De maneira semelhante ao que ocorreu com a minha entrevista, o pantaneiro transformou a conversa com Rosa em um acontecimento poético. “Havia o caramujo perto de uma árvore. Rosa disse: “Habemos lesma, Manoel”. Eu disse: “Caramujo é que ajuda árvore crescer”. Ele riu. Relvas cresciam nas palavras e na terra. Rosa escutava as coisas. Escutava o luar”.
Em seguida, Rosa teria perguntado: “E como é o homem aqui, Manoel?” E Manoel replicou nervoso: “O homem se completa com os bichos — eu disse — com os seus marandovás e com as suas águas. Esse ermo cria motucas. Aqui é brejo, boi e cerrado. E anta que assobia sem barba e sem banheiro”. Rosa quis saber também o nome de árvores: “Aqui sabemos é por instinto e por apalpos. Não é como o senhor faz com as palavras”.

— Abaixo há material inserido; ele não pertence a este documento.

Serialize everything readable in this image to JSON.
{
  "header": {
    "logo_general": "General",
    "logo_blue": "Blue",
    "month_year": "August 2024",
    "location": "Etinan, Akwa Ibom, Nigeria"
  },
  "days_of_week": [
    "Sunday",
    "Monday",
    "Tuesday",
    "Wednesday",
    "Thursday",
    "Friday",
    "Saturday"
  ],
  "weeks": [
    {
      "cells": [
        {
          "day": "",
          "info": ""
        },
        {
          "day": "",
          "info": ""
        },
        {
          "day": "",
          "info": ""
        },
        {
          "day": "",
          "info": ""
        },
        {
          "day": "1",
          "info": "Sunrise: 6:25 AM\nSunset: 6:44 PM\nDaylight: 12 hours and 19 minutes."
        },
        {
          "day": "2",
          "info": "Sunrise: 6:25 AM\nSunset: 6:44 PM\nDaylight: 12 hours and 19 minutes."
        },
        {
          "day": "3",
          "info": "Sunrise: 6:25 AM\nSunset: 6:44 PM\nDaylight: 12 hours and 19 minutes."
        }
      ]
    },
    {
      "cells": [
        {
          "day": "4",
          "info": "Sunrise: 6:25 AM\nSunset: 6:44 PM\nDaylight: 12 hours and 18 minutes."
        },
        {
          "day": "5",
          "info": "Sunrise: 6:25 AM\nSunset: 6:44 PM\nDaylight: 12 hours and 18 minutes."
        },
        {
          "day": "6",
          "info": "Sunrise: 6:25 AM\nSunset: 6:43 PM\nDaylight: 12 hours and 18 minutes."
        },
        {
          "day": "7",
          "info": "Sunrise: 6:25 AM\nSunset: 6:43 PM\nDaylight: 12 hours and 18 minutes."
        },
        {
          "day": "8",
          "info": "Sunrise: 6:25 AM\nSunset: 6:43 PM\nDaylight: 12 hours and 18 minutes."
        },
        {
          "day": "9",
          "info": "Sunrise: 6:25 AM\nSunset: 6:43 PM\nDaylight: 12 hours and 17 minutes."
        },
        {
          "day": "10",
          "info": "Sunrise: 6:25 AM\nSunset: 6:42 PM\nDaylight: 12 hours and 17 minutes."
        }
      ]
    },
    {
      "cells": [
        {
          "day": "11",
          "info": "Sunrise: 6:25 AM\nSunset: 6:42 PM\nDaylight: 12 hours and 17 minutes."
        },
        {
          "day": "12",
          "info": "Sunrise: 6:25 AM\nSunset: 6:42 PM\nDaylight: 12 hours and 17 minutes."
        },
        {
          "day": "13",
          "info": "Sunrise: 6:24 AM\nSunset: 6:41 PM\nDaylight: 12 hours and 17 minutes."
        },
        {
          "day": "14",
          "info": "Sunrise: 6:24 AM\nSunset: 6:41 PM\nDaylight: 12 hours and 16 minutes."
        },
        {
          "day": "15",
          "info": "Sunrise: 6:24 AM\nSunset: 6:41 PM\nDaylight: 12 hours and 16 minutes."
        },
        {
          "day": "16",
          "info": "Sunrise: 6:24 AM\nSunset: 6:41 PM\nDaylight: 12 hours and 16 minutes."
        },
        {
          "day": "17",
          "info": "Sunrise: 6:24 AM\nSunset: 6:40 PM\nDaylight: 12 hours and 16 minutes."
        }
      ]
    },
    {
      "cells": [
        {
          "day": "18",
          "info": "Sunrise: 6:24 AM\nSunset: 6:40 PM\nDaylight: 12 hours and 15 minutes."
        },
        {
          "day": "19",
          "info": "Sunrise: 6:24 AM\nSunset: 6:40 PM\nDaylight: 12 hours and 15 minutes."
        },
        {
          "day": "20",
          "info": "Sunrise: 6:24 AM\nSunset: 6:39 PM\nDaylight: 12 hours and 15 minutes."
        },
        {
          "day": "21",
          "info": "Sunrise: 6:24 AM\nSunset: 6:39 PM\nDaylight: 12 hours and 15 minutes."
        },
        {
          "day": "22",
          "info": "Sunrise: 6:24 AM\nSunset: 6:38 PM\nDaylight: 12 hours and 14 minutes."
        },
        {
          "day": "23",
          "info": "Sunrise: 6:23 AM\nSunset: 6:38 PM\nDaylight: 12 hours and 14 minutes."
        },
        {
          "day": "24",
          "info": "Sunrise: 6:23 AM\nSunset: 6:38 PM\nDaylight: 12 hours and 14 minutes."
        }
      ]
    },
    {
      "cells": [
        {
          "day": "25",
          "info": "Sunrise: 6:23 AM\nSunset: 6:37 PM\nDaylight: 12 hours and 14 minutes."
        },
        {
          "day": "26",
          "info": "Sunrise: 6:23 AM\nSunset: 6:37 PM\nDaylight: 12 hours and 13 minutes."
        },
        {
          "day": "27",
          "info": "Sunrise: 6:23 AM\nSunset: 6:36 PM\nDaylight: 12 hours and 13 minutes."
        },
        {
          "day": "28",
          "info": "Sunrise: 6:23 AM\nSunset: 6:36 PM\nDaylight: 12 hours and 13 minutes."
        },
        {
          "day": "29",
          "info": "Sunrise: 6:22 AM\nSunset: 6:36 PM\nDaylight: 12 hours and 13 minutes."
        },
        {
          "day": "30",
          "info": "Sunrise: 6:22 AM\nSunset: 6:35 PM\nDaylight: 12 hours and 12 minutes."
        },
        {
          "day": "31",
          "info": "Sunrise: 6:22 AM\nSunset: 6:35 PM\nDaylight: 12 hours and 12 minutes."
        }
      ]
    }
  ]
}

Mas, no livro Retrato do artista enquanto coisa, Manoel transformou o diálogo imaginário em verso de poesia: “Levei Rosa na beira dos pássaros que fica no meio da Ilha Linguística./Rosa gostava muito de frases em que entrassem pássaros./E fez uma na hora:/A tarde está verde no olho das garças./E completou com Job:/Sabedoria se tira das coisas que não existem./A tarde no olho das garças não existia/mas era a fonte do ser. Era poesia./Era o néctar do ser”.
Adiante, Manuel prossegue em narrativa fragmentada: “Rosa gostava muito do corpo fônico das palavras./Veja a palavra bunda, Manoel/Ela tem um bonito corpo fônico além do propriamente./Apresentei-lhe a palavra gravanha./Por instinto linguístico achou que gravanha/seria um lugar entrançado de espinhos e bem/emprenhado de filhos de gravatá por baixo. /E era.” Manoel escreveu que se não fosse a poesia, todos nós seríamos robôs. E seríamos.